Волки убили лося утром и кормились им весь день. Они уже ободрали жир и печень, лучшие куски мяса тоже исчезли. Сохранились только жилистые части задних ног и шея, а также хребет и кости.
Релкин нарезал себе мясо неровными полосками, нанизал на заостренные палочки, соорудил костер и стал жарить. К тому времени, когда куски начали давать сок и подрумяниваться, драконы прикончили остаток туши. Парню пришлось пережевывать свой жесткий ужин в одиночестве.
К этому времени стемнело, и прохладный воздух спустился с горы Ульмо. Драконы, полуголодные, устроились на несколько часов поспать. Релкин убедил их наломать побольше ветвей, из которых соорудил себе более или менее удобное ложе, пригодное для сна.
Таким образом они провели ночь. Утром они проснулись совершенно голодные и тотчас же тронулись в путь.
Перед полуднем Релкину повезло подстрелить дикого голубя в каньоне над Арго. По дороге он ощипал птицу, а потом поджарил на небольшом костре, когда они остановились на отдых. Каждому дракону досталось совсем по чуть-чуть, а сам Релкин обгрыз грудку.
Драконы начали голодать.
Спать они легли голодными, поскольку за весь день так и не видели никакой дичи.
На следующий день они продолжили свой утомительный путь к горе Ульмо.
Ближе к вечеру, когда драконы от голода тихо постанывали и животы их подвело, они наткнулись на небольшое стадо оленей.
Олени заметили чужаков и сразу помчались, мелькая белыми хвостиками, через луг, под защиту деревьев.
Теперь пришло время проверить теорию Пурпурно-Зеленого. Драконы поспешили направо от оленей и вошли в лес, а Релкин тем временем зарядил арбалет и спрятался. Драконы должны были напугать оленей и направить их к краю лужайки.
Релкин ждал долго. Олени не появлялись. Вскоре вернулись два усталых и опечаленных дракона.
Оленей не удалось оттеснить к лужайке. Они бежали к северу, как ни старались загонщики обойти их и повернуть обратно.
Вскоре стадо исчезло в густом сосновом лесу, который начинался несколькими милями выше на горных склонах.
Вновь дезертиры легли спать с пустым желудком и проснулись еще более голодными.

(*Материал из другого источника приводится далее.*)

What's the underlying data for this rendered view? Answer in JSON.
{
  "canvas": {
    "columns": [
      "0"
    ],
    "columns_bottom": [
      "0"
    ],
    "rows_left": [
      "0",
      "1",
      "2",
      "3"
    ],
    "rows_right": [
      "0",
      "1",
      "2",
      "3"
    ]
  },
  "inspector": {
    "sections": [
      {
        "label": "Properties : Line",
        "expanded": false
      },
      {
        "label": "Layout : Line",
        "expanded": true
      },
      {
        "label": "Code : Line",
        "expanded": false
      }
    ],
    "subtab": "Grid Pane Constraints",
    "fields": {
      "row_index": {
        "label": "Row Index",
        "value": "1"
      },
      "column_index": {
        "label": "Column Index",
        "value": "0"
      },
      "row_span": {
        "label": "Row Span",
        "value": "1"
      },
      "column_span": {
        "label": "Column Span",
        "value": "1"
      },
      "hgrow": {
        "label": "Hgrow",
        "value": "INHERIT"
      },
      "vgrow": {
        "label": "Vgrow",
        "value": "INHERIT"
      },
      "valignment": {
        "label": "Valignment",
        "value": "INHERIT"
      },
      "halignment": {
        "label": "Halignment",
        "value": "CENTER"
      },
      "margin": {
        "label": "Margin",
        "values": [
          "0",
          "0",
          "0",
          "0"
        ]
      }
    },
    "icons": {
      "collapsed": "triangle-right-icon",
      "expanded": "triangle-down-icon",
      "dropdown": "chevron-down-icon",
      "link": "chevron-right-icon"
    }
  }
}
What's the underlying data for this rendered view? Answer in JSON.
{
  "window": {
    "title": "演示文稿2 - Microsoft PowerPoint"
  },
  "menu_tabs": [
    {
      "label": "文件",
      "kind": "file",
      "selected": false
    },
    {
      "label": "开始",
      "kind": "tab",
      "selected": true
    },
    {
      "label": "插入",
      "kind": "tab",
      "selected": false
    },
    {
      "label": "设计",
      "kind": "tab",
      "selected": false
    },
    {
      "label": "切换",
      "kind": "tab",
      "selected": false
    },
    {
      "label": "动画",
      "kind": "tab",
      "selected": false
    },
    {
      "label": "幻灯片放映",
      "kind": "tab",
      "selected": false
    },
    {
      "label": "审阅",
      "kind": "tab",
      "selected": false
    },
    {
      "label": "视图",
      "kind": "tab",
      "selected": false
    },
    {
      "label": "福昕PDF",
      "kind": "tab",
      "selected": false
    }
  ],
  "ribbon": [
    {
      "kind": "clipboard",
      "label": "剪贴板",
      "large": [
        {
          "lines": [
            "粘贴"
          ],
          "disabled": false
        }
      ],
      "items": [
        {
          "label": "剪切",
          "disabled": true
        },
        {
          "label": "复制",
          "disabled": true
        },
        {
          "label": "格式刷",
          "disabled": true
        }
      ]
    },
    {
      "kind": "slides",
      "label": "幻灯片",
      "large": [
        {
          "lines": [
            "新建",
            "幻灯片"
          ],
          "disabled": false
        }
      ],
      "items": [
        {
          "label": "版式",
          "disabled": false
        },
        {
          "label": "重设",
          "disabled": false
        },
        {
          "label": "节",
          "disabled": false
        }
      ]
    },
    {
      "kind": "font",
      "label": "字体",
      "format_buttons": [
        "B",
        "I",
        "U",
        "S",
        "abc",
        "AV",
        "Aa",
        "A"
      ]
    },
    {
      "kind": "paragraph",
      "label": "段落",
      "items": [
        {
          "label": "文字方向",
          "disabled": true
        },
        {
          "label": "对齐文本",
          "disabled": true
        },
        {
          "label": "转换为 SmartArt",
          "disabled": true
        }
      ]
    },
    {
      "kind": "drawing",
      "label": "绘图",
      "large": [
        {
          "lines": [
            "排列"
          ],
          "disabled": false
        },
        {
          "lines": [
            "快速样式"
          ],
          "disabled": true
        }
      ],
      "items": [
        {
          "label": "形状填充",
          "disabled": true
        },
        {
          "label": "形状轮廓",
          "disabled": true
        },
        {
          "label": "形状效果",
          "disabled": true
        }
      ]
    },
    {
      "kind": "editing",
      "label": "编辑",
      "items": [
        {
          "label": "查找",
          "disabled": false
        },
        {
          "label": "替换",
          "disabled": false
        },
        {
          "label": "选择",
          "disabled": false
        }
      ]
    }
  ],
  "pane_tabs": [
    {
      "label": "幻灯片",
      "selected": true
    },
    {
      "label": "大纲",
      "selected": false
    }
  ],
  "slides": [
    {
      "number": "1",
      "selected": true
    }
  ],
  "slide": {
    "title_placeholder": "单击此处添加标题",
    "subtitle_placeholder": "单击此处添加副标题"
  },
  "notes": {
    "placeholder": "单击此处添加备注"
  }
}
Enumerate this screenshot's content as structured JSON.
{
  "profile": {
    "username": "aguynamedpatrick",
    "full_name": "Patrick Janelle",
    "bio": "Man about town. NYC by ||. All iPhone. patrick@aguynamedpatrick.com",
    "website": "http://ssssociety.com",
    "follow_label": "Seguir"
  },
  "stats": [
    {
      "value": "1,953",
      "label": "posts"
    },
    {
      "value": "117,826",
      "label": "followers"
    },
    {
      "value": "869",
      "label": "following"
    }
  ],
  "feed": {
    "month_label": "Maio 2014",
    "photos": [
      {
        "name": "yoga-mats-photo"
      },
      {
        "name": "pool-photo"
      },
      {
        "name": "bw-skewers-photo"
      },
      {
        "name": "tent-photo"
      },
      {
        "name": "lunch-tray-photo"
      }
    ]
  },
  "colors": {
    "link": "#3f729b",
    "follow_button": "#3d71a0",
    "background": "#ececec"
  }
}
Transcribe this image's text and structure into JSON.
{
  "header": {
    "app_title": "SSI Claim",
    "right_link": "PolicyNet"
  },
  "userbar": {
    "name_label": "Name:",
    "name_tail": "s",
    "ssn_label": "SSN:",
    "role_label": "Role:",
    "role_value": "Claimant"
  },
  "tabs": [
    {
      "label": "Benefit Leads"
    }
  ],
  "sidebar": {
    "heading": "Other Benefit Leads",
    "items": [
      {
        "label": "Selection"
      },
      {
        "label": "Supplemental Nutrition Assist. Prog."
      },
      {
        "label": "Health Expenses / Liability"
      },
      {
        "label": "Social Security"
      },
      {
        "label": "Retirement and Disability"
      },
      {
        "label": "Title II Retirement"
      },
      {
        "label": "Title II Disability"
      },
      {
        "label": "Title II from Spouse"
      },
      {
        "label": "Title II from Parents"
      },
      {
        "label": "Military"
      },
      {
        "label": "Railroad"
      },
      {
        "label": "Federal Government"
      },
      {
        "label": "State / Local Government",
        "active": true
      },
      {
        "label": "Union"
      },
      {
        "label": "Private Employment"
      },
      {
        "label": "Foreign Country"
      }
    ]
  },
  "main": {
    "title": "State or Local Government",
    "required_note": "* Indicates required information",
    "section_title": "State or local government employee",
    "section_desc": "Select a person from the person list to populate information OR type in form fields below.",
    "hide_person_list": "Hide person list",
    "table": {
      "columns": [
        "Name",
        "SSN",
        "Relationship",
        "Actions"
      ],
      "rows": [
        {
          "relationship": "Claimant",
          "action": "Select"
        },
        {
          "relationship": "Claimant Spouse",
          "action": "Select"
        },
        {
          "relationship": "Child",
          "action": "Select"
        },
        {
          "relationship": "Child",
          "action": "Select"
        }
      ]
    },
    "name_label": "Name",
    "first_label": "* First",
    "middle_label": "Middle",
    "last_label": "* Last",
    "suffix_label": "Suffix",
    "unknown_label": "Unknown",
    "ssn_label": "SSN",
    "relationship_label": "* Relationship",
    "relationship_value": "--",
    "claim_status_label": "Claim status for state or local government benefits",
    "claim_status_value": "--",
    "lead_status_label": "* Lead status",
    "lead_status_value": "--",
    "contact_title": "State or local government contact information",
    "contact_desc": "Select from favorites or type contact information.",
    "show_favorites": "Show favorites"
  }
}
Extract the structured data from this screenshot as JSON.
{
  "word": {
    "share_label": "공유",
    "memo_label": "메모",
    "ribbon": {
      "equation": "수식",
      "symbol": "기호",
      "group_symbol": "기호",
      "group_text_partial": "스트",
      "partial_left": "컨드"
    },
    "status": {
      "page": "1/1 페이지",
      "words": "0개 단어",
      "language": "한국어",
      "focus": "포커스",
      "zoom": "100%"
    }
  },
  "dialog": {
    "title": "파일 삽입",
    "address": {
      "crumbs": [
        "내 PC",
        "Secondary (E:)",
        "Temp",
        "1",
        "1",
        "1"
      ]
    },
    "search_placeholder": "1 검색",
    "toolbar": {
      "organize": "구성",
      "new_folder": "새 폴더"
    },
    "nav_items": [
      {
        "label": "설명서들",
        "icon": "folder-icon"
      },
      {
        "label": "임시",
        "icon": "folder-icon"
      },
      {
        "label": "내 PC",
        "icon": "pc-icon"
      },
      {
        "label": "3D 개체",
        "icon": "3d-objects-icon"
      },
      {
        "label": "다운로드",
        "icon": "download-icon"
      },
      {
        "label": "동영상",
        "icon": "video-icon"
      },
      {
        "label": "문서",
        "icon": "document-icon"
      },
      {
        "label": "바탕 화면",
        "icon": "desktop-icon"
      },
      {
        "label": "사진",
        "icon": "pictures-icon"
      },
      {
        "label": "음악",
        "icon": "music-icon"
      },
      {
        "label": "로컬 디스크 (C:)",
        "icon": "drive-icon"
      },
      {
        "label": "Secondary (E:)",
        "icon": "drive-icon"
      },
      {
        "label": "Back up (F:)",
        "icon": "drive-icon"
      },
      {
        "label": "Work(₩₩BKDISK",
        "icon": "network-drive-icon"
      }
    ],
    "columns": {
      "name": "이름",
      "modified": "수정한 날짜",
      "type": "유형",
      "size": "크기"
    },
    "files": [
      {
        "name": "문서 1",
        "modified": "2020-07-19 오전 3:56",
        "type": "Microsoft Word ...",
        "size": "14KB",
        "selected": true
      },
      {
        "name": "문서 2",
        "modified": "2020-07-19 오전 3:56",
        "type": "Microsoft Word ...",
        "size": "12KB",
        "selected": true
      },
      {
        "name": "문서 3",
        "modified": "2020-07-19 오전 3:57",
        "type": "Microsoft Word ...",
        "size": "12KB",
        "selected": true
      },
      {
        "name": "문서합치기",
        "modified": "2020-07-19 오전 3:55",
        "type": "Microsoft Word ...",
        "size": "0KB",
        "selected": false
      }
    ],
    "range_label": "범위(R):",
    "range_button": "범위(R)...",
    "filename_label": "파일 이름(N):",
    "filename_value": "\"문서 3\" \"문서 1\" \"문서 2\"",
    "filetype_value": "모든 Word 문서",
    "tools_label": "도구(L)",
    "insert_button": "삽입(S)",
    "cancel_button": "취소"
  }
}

Этим утром они спугнули еще два оленьих стада, поменьше. Релкин потратил какое-то время, пытаясь выследить одинокую олениху. Он подобрался было к ней футов на сто, но, когда уже хотел выстрелить, она заметила человека и, легко перепрыгивая низкие кустики, исчезла среди берез.
На завтрак он подстрелил трех белок. Свою собственную он освежевал и поджарил. Драконы быстро съели своих сырыми, не глядя друг на друга.
Под вечер им наконец повезло. Дикий кабан, занятый выкапыванием клубней на лужайке, встретил вторжение Релкина со слепой яростью и без промедления кинулся в атаку. Запах драконов он попросту не успел заметить. Релкин избежал клыков зверя, отскочив за невысокий дуб. Кабан набросился на дерево и стал уродовать ствол клыками. Увлеченный собственным остервенелым хрюканьем и визгом, он поначалу даже не обратил внимания на дракона, который внезапно появился из-за деревьев и прыгнул.
Лишь в последний момент кабан осознал опасность, повернулся и помчался прочь, избегнув встречи с Пурпурно-Зеленым. Он понесся вдоль лужайки и выскочил прямо на удачливого Базила.
Экатор сверкнул, со свистом разрезая воздух, и разрубил кабана надвое. Зверь умер, даже не успев понять, что произошло.
Релкин собрал дрова для большого костра и поджарил свинью, пока драконы глотали слюну.
И все трое с наслаждением принялись за еду, громко урча и вздыхая. Релкин добавил к своей порции немного лесной малины, которую нашел на краю болота.
Потом он затоптал огонь, и беглецы заснули, впервые за время путешествия более или менее довольные.
Глава 11
Вечерний свет струился с ясных небес на белый город Марнери, что на берегах Ясного моря. Надсадно гудели колокола, призывая верующих в храм на вечернюю службу. Послушницы в темно-синих платьях бежали по мраморным ступенькам ко входу в Новициат, их веселый девичий гомон звенел среди каменных стен. Наверху, на зубчатых башнях, сменялась стража, и сержанты лающими голосами отдавали команды.
На одном из верхних этажей Сторожевой башни Лагдален из Тарчо провели в комнату с широкими окнами, из которых открывался вид на панораму города вплоть до гавани и Лонгсаунда. Старик с седыми бакенбардами и большим животом, обтянутым красным вельветовым камзолом, поднялся ей навстречу:
– Добро пожаловать, мой друг, добро пожаловать в мою любимую комнату.